Pelevin's Books

  • I see you've got a few Pelevin books on your shelf. How do you like him?
  • At some point I decided to read something of his, since everyone around me had already read him. Mass-market stuff, in a way.
  • Mass-market?
  • The first book was Empire V. And basically I changed my mind right away. Pelevin is really cool — in fiction form he smuggles in the problematic nature of consumerism.
  • You think that's why people read him?
  • No. His language is light and clear; deconstruction, demolition — it's all like being a teenager, when an adolescent tears down the worldview built by his parents so he can later build his own on the ruins. That's why young people love this kind of thing.
  • Young rebels.
  • Yes, but Pelevin can be dangerous. The trouble with postmodernism is that it only demolishes, while the building is left to the reader, and that's hard; a person turns into a misanthrope, a cynic, loses faith.

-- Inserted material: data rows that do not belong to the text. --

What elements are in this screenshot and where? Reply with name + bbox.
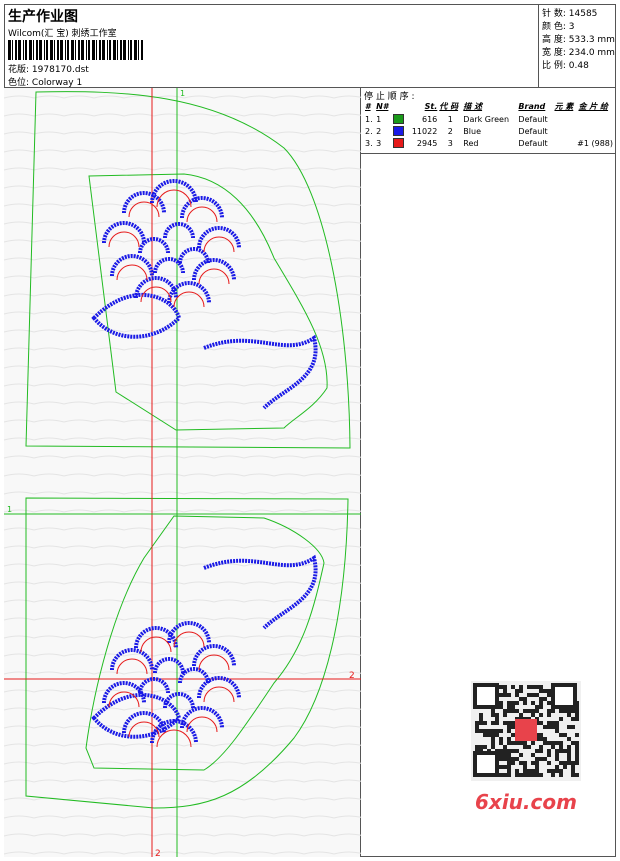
stat-stitches: 针 数: 14585 — [542, 9, 598, 19]
stat-height: 高 度: 533.3 mm — [542, 35, 615, 45]
motif-outline-bottom — [85, 515, 325, 771]
color-swatch — [392, 114, 404, 124]
petal-stitch — [178, 667, 210, 684]
petal-stitch — [110, 648, 154, 671]
design-file-value: 1978170.dst — [31, 65, 89, 75]
flower-motif-bottom — [91, 554, 318, 748]
accent-stitch — [186, 206, 218, 223]
panel-divider — [361, 153, 616, 154]
marker-1-top: 1 — [180, 89, 185, 98]
stat-scale: 比 例: 0.48 — [542, 61, 589, 71]
accent-stitch — [140, 636, 172, 653]
panel-outline-bottom — [25, 497, 349, 809]
table-row: 3. 3 2945 3 Red Default #1 (988) — [365, 138, 613, 148]
accent-stitch — [203, 686, 235, 703]
col-color — [392, 100, 407, 113]
design-file-row: 花版: 1978170.dst — [8, 62, 89, 75]
col-stitches: St. — [424, 102, 438, 111]
petal-stitch — [138, 677, 170, 694]
marker-2-bottom: 2 — [155, 849, 161, 857]
colorway-label: 色位: — [8, 78, 30, 88]
table-row: 1. 1 616 1 Dark Green Default — [365, 114, 548, 124]
color-swatch — [392, 126, 404, 136]
color-swatch — [392, 138, 404, 148]
accent-stitch — [108, 691, 140, 708]
petal-stitch — [180, 196, 224, 219]
col-sequin: 金 片 给 — [578, 102, 609, 111]
stop-sequence-table: # N# St. 代 码 描 述 Brand 元 素 金 片 给 1. 1 61… — [364, 100, 614, 149]
col-element: 元 素 — [554, 102, 574, 111]
sheet-title: 生产作业图 — [8, 9, 78, 25]
accent-stitch — [108, 231, 140, 248]
accent-stitch — [173, 631, 205, 648]
watermark-logo: 6xiu.com — [475, 790, 577, 814]
scroll-stitch — [203, 554, 318, 630]
petal-stitch — [153, 657, 185, 674]
petal-stitch — [197, 226, 241, 249]
petal-stitch — [197, 676, 241, 699]
accent-stitch — [198, 654, 230, 671]
header-stats: 针 数: 14585 颜 色: 3 高 度: 533.3 mm 宽 度: 234… — [539, 4, 616, 88]
panel-outline-top — [25, 91, 351, 449]
stat-colors: 颜 色: 3 — [542, 22, 575, 32]
col-needle: N# — [376, 102, 389, 111]
petal-stitch — [122, 711, 166, 734]
embroidery-canvas: 1 1 2 2 — [4, 88, 361, 857]
accent-stitch — [203, 236, 235, 253]
petal-stitch — [138, 237, 170, 254]
stat-width: 宽 度: 234.0 mm — [542, 48, 615, 58]
design-preview: 1 1 2 2 — [4, 88, 361, 857]
marker-1-left: 1 — [7, 505, 12, 514]
col-desc: 描 述 — [463, 102, 483, 111]
table-row: 2. 2 11022 2 Blue Default — [365, 126, 548, 136]
col-brand: Brand — [518, 102, 546, 111]
marker-2-right: 2 — [349, 671, 355, 681]
design-file-label: 花版: — [8, 65, 30, 75]
qr-code-image — [471, 681, 581, 781]
petal-stitch — [122, 191, 166, 214]
colorway-row: 色位: Colorway 1 — [8, 75, 82, 88]
barcode-image — [8, 40, 143, 60]
col-code: 代 码 — [439, 102, 459, 111]
col-index: # — [365, 102, 371, 111]
petal-stitch — [192, 258, 236, 281]
sheet-subtitle: Wilcom(汇 宝) 刺绣工作室 — [8, 29, 117, 39]
petal-stitch — [153, 257, 185, 274]
header-left: 生产作业图 Wilcom(汇 宝) 刺绣工作室 花版: 1978170.dst … — [4, 4, 539, 88]
leaf-stitch — [91, 692, 182, 739]
colorway-value: Colorway 1 — [31, 78, 83, 88]
petal-stitch — [163, 222, 195, 239]
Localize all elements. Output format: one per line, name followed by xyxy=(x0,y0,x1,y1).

But it's not Pelevin's fault — he's a genius.
  • And how do you rebuild yourself?
  • For that you at least need to know that rebuilding is necessary. Besides Pelevin there are plenty of relatively simple philosophers raising similar themes — Baudrillard, for instance. And if you've got the stamina, then Deleuze, Foucault.
  • Come on, are young people really going to read that?
  • The ones who read Pelevin will; the ones who don't, don't need to.